Investigating in the open

It’s tempting when debugging an incident to prioritise speed above everything else. That often comes at the cost of collaboration: all the context is in one person’s head.

Don’t keep it to yourself

However good a responder you are, there’ll be things that other people know that you don’t.

By keeping the context to yourself, you’re sacrificing the opportunity to use the skills of the wider team. You might not initially think that’s relevant: it’s only a minor incident after all. But you never know what might happen: maybe you have a personal emergency and need to hand it over. Or perhaps the incident turns out to be bigger than you’d first thought.

Write what you’re doing as you go, so you can collaborate later if needed.

This is particularly important in long-running incidents. Incidents are exhausting, and once the initial adrenaline rush has subsided it’s common to find yourself crashing. If you’ve left a good trail, it’ll be easy to hand over and take a break, so the incident can keep moving.

Don’t rely on your memory

Whenever you perform a test, run a command or verify a statement, share all the data you have into a log that everyone responding to an incident can see.

Being able to go back into your incident Slack channel and see which commands you ran can be the difference between understanding an issue and an unsolvable problem.

It helps to avoid bad assumptions, and means you won’t be left with “what ifs?” about the actions you took.

Optimise for knowledge sharing

Tacit knowledge – which is stuff people just know – runs rife when you’re building at speed, and incidents can help keep your team on the same page.

Debugging trails are a fantastic source of information on both the particular problem being investigated, and the processes and tools folks are using to debug things. I’ve learnt a heap of tricks with our observability setup by seeing what others are posting.

Practically speaking, we advise posting logs, error messages, screenshots of graphs and traces, and exactly what you’re thinking into the channel. If someone joins to help out, they can see exactly where you’ve been and mobilise quickly.
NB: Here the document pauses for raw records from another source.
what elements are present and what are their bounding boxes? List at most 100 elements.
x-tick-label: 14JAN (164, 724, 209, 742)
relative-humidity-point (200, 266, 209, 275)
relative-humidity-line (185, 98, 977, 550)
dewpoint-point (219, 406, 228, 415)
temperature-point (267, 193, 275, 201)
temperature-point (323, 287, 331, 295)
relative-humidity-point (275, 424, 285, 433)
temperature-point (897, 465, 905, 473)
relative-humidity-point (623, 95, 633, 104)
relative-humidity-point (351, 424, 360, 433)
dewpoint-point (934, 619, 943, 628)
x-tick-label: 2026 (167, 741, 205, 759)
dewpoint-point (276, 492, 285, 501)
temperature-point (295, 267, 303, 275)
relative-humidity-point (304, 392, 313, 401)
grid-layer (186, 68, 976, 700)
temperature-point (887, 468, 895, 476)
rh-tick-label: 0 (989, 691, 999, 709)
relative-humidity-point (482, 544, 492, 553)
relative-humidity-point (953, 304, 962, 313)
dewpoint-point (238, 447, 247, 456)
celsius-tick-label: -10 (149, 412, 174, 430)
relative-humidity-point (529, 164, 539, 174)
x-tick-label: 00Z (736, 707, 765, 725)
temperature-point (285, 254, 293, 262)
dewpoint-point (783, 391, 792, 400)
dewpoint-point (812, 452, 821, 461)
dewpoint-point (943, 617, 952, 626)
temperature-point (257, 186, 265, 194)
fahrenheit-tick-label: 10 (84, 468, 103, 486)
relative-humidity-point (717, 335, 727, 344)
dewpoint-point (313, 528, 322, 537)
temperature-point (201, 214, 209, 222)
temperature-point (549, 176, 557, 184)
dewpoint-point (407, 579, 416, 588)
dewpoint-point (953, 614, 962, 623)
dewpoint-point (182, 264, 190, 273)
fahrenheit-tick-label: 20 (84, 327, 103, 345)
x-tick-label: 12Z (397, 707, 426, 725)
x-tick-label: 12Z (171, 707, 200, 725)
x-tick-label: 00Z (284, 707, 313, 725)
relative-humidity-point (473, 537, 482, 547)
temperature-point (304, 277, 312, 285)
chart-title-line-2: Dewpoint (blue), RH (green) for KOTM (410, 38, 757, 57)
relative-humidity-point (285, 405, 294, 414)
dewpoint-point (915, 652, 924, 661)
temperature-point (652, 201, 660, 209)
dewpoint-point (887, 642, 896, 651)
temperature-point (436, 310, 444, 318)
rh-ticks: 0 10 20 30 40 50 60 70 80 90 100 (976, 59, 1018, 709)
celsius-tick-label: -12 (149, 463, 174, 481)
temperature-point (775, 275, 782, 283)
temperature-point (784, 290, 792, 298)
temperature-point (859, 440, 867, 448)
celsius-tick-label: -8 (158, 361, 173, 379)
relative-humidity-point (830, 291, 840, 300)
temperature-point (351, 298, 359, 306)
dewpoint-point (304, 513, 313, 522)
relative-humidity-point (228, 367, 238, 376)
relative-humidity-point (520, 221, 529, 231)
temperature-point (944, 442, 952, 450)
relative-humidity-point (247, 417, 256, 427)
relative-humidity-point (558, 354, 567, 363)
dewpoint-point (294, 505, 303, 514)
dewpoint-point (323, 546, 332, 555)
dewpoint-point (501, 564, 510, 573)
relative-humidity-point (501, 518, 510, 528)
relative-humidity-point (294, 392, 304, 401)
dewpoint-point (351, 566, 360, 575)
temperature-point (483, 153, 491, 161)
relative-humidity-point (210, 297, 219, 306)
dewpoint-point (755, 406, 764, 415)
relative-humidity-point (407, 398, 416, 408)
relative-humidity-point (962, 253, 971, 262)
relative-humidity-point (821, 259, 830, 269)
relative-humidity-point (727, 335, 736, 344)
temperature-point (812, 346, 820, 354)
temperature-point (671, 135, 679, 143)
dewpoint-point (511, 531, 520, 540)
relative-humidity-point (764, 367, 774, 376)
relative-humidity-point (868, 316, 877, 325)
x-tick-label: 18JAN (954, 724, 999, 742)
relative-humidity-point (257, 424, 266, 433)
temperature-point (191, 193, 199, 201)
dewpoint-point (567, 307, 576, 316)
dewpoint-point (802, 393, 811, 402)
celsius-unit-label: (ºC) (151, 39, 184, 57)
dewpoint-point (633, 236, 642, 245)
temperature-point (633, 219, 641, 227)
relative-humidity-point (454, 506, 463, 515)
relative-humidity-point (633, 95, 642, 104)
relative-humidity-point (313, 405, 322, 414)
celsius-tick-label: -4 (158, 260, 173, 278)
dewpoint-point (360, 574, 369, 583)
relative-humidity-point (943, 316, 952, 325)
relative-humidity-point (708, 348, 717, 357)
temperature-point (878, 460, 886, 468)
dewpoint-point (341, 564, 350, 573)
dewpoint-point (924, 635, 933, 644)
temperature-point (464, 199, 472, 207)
https://incident.io/static/acfef13d2bc02929a155909da08958f7/0a47e/debugging-trail.png

These are also great for new members of your team to upskill on your product and how to debug complex problems (see Learning from your peers)

Showing your working

So you’ve made it this far and you’re convinced this the right thing to do. But what does showing your working mean in practice? If you’re familiar with rubber duck debugging, it’s basically that! If you’re not, the goal of showing your working is to articulate and share your thinking as you go. By clearly articulating the problem and what you’re doing, you’ll actually help yourself solve the problem.

Practically speaking, here’s some useful prompts for sharing:

  • Just joined the incident? It’s common to need a few minutes to orient yourself. Avoid the tumbleweed, and let folks know that’s what you’re doing.
  • Once you’ve gathered all of the context, share it! Things like the alerts that have fired, the error you’ve seen, or the details of the complaint from a customer.
  • If you have a hunch or hypothesis, write it down! “I think I’ve seen something like this when I was working on X. I’m going to take a look at Y to see if I can confirm”.
  • If you find anything interesting, whether that’s some specific log lines, an interesting graph, or a particular piece of code, add them.
  • When it comes to taking actions, explain what you’re going to do and why. Include things like commands you’ll run or buttons you’re going to press. This might give someone the opportunity to jump in and prevent a mistake, or at the very least it’ll leave a clear audit trail.

This might feel a little uncomfortable at first, especially when it’s 2am and you’re dealing with something alone, but trust us, it’s 100% worth it.